Strands of resonance,
spinning threads of light,
weave a sonic tapestry
that shelters dream-time.

Caught up from within to within,
willingly caught innerly within,
dream-time is the ever-growing realization
that here is where life begins and never ends.

Emerging from this music
into music, from being into
newness, next and beyond,
the song of life finds its wings.




© 2011 by Elisabeth T. Eliassen

Monday, September 19, 2011

Volition


within the stream of consciousness,
contemplation flows
—about and through,
even melding together—
so that all local molecules
shimmer with union and integrity;
a music of central calm and silence,
of gratitude for being.

all at once,
the call comes down:
the Gentle Whisperer is thirsty,
but the river is dry.

what to do?
            barren clouds and angels
                        whispered amongst themselves:
who will go for us?

which query unraveled the silent music,
faltering the molecular dance,
tearing at the seams of togetherness,
halting flow and thoroughgoing of contemplation.

the crisis registered to one-mind as a challenge.

having returned to now from Now,
i can say i am in this place,
and i will gladly go for us
—quick pour me in!

and so the challenge was answered:
mindful contemplation restored
the river of life
by pouring in the stream of consciousness,
the new water of thanksgiving.

in the way of weather,
the river was drawn to the clouds,
which grew heavy with joyful tears,
and celebrated with a watery dance.

the Gentle Whisperer tasted the libation
and pronounced it good.

the drought was over.

© 2011 by Elisabeth T. Eliassen

Thursday, September 15, 2011

Artistry


body awareness:
ears hear,
eyes observe,
senses absorb,
body reacts.

soon, silent inner-dialogue ensues,
filtering, filtering
light,
thought,
feeling,
sound.

some invisible reaction occurs,
a creation
takes shape
in the unseen world,
in excess of the solitary being.

an overflowing cup
—by way of song,
movement,
sculpture,
pigment on a canvas,
a tumble of words,
thought, printed or spoken
*that is, logos-live*
—makes creation manifest
in the I Am;
a distribution of form
with palpable function.

© 2011 by Elisabeth T. Eliassen

Sunday, September 11, 2011

Dedication or Life After Nine-Eleven

Not the same being
afterward,
except that
I AM
does not change.

Journeys end in beginnings,
which is to say:
the song has no end.

All we see,
feel,
do,
the choices that we make
subtly,
irrevocably affect creation
in ways we can never fully know,
in time or out,
even if time
exists only as an imagining.

The challenge of existence,
of life, of land, of love:
to do what is right
in every moment,
especially in the face of all that is wrong,
especially when right is the hardest choice to make.

Not righteousness,
but rightness and good
demands a continual yielding
to our better nature—
this is the soft and gentle sword
that cleaves all obstacles
from love, land and life.

The song has no end,
but the harmony of peace
shall only be realized
through truth, love and beauty,
in life lived with honesty, grace and
dedication.

© 2011 by Elisabeth T. Eliassen

Saturday, September 10, 2011

At the River

For the healing of the nations,
and for the gifts of trees, spirits of the air,
and birds that take to flight.
Join us here,
join us at the river,
the river of life
that flows through our veins
and out into our words
in the music of language
in the geometry of thought
in the beauty of color
in the mystery of dimension
over endless expanse of possibility
of thought and imagining
of fixity, flexity and fluid infinity.

Join us here,
join us at the river,
the river of life;
step in and submerge and subsume,
surrender and substantiate,
be blessed and filled
of heavenly Being,
the being, the life, the light
that is indivisible from your being and God’s.

Join us here,
join us at the river,
at the river of life,
for you, yourself, are and ever shall be
the music.


© 2011 by Elisabeth T. Eliassen

Friday, September 9, 2011

Social Contact or Social Contract? Thoughts on 9/11


There could have been many titles for this entry, but this is the title I ended up with.

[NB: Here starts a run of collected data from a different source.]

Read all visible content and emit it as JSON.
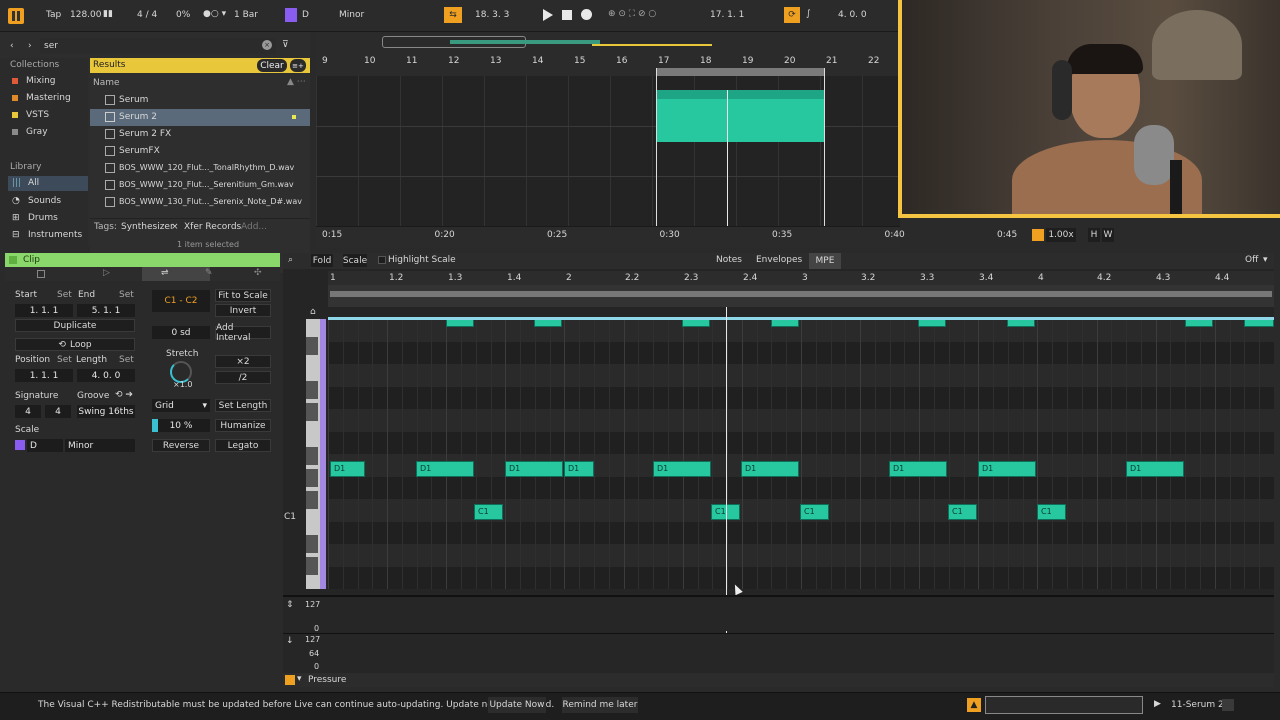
{
  "transport": {
    "tap": "Tap",
    "tempo": "128.00",
    "signature": "4 / 4",
    "swing": "0%",
    "quantize": "1 Bar",
    "key": "D",
    "scale": "Minor",
    "position": "18.  3.  3",
    "loop_start": "17.  1.  1",
    "loop_length": "4.  0.  0"
  },
  "browser": {
    "search_value": "ser",
    "collections_header": "Collections",
    "collections": [
      {
        "label": "Mixing",
        "color": "#e05a3a"
      },
      {
        "label": "Mastering",
        "color": "#e08a2a"
      },
      {
        "label": "VSTS",
        "color": "#e8c73a"
      },
      {
        "label": "Gray",
        "color": "#8a8a8a"
      }
    ],
    "library_header": "Library",
    "library": [
      {
        "label": "All",
        "icon": "grid-icon"
      },
      {
        "label": "Sounds",
        "icon": "sounds-icon"
      },
      {
        "label": "Drums",
        "icon": "drums-icon"
      },
      {
        "label": "Instruments",
        "icon": "instruments-icon"
      }
    ],
    "results_label": "Results",
    "clear_label": "Clear",
    "name_header": "Name",
    "items": [
      {
        "label": "Serum",
        "icon": "plugin-icon"
      },
      {
        "label": "Serum 2",
        "icon": "plugin-icon"
      },
      {
        "label": "Serum 2 FX",
        "icon": "plugin-icon"
      },
      {
        "label": "SerumFX",
        "icon": "plugin-icon"
      },
      {
        "label": "BOS_WWW_120_Flut..._TonalRhythm_D.wav",
        "icon": "audio-file-icon"
      },
      {
        "label": "BOS_WWW_120_Flut..._Serenitium_Gm.wav",
        "icon": "audio-file-icon"
      },
      {
        "label": "BOS_WWW_130_Flut..._Serenix_Note_D#.wav",
        "icon": "audio-file-icon"
      }
    ],
    "tags_label": "Tags:",
    "tag1": "Synthesizer",
    "tag2": "Xfer Records",
    "tag_add": "Add...",
    "selected_info": "1 item selected"
  },
  "arrangement": {
    "bars": [
      "9",
      "10",
      "11",
      "12",
      "13",
      "14",
      "15",
      "16",
      "17",
      "18",
      "19",
      "20",
      "21",
      "22"
    ],
    "times": [
      "0:15",
      "0:20",
      "0:25",
      "0:30",
      "0:35",
      "0:40",
      "0:45"
    ],
    "zoom": "1.00x",
    "h_label": "H",
    "w_label": "W"
  },
  "clip": {
    "title": "Clip",
    "start_label": "Start",
    "end_label": "End",
    "set_label": "Set",
    "start_value": "1.  1.  1",
    "end_value": "5.  1.  1",
    "duplicate_label": "Duplicate",
    "loop_label": "Loop",
    "position_label": "Position",
    "length_label": "Length",
    "position_value": "1.  1.  1",
    "length_value": "4.  0.  0",
    "signature_label": "Signature",
    "groove_label": "Groove",
    "sig_num": "4",
    "sig_den": "4",
    "swing_value": "Swing 16ths",
    "scale_label": "Scale",
    "scale_key": "D",
    "scale_mode": "Minor",
    "range": "C1 - C2",
    "fit_label": "Fit to Scale",
    "invert_label": "Invert",
    "sd_value": "0 sd",
    "add_interval_label": "Add Interval",
    "stretch_label": "Stretch",
    "x2_label": "×2",
    "div2_label": "/2",
    "stretch_value": "×1.0",
    "grid_label": "Grid",
    "set_length_label": "Set Length",
    "humanize_value": "10 %",
    "humanize_label": "Humanize",
    "reverse_label": "Reverse",
    "legato_label": "Legato"
  },
  "piano_roll": {
    "fold_label": "Fold",
    "scale_label": "Scale",
    "highlight_label": "Highlight Scale",
    "notes_tab": "Notes",
    "envelopes_tab": "Envelopes",
    "mpe_tab": "MPE",
    "off_label": "Off",
    "beats": [
      "1",
      "1.2",
      "1.3",
      "1.4",
      "2",
      "2.2",
      "2.3",
      "2.4",
      "3",
      "3.2",
      "3.3",
      "3.4",
      "4",
      "4.2",
      "4.3",
      "4.4"
    ],
    "c1_label": "C1",
    "d1_notes": [
      "D1",
      "D1",
      "D1",
      "D1",
      "D1",
      "D1",
      "D1",
      "D1",
      "D1"
    ],
    "c1_notes": [
      "C1",
      "C1",
      "C1",
      "C1",
      "C1"
    ],
    "vel_top": "127",
    "vel_zero": "0",
    "vel2_top": "127",
    "vel2_mid": "64",
    "vel2_zero": "0",
    "pressure_label": "Pressure"
  },
  "status": {
    "message": "The Visual C++ Redistributable must be updated before Live can continue auto-updating. Update now to proceed.",
    "update_now": "Update Now",
    "remind_later": "Remind me later",
    "track_name": "11-Serum 2"
  },
  "colors": {
    "accent": "#f5c542",
    "note": "#27c7a0",
    "clip_title_bar": "#8ad86b",
    "purple": "#8a5cf0"
  }
}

This blog has been quiet for a week, as I took some time for reflection on life, on tragedy, on love and the notion of an everlasting.

I remember exactly where I was on September 11, 2001.

Just the day before, my entire family had traveled home from Seattle by plane, following a cruise to Alaska, the kind of trip none of us had ever taken before. During the cruise, a horrible virus ran its way through the passenger list, and I had been hit hard by it at the end of the journey, while our toddlers suffered mild cases of seasickness. Despite these things, we had all had a wonderful time, but we had returned home late at night, and I was very ill by then.

The next morning, my husband was feeding the children when a phone call came. When he got of the phone, he turned on the television to see the news. He called to me from downstairs and said I needed to come right away, as something very important and very disturbing had happened and the happening was actually still in progress. The repeating loop of the collapsing towers made me dizzy. I reeled back up the stairs to my sickbed and said, “turn it off.” I could not think or breathe.

We all know what that event was, and we have been beating our breasts over it ever since. Arguably, this event galvanized Americans like no other event since the Civil War. It has been ten years, and we still vent pain, rage and sorrow over what took place. We want to lay blame, but I conclude that the blame has mostly been laid in the wrong hands.

We ourselves are to blame.

As a nation, we have traded the national treasure of our ideals in equality for a complacency that looks the other way when it comes to real social justice and equity. We have put our trust in leaders who are just plain crazy and obviously out for all that they can amass for themselves themselves. The leaders have been bought off by huge megalocorporate business entities that promote societal mores of greed and worship of money. The megalocorporate god giveth jobs and then taketh them away when no one is looking, or hideth them from certain kinds of candidates or offshore them. We thought they were working for us, because we are their people and they are our megalocorporations. Little did we know that we were being sold up and sold out, just as is happening nearly every nation in the so-called “third world.”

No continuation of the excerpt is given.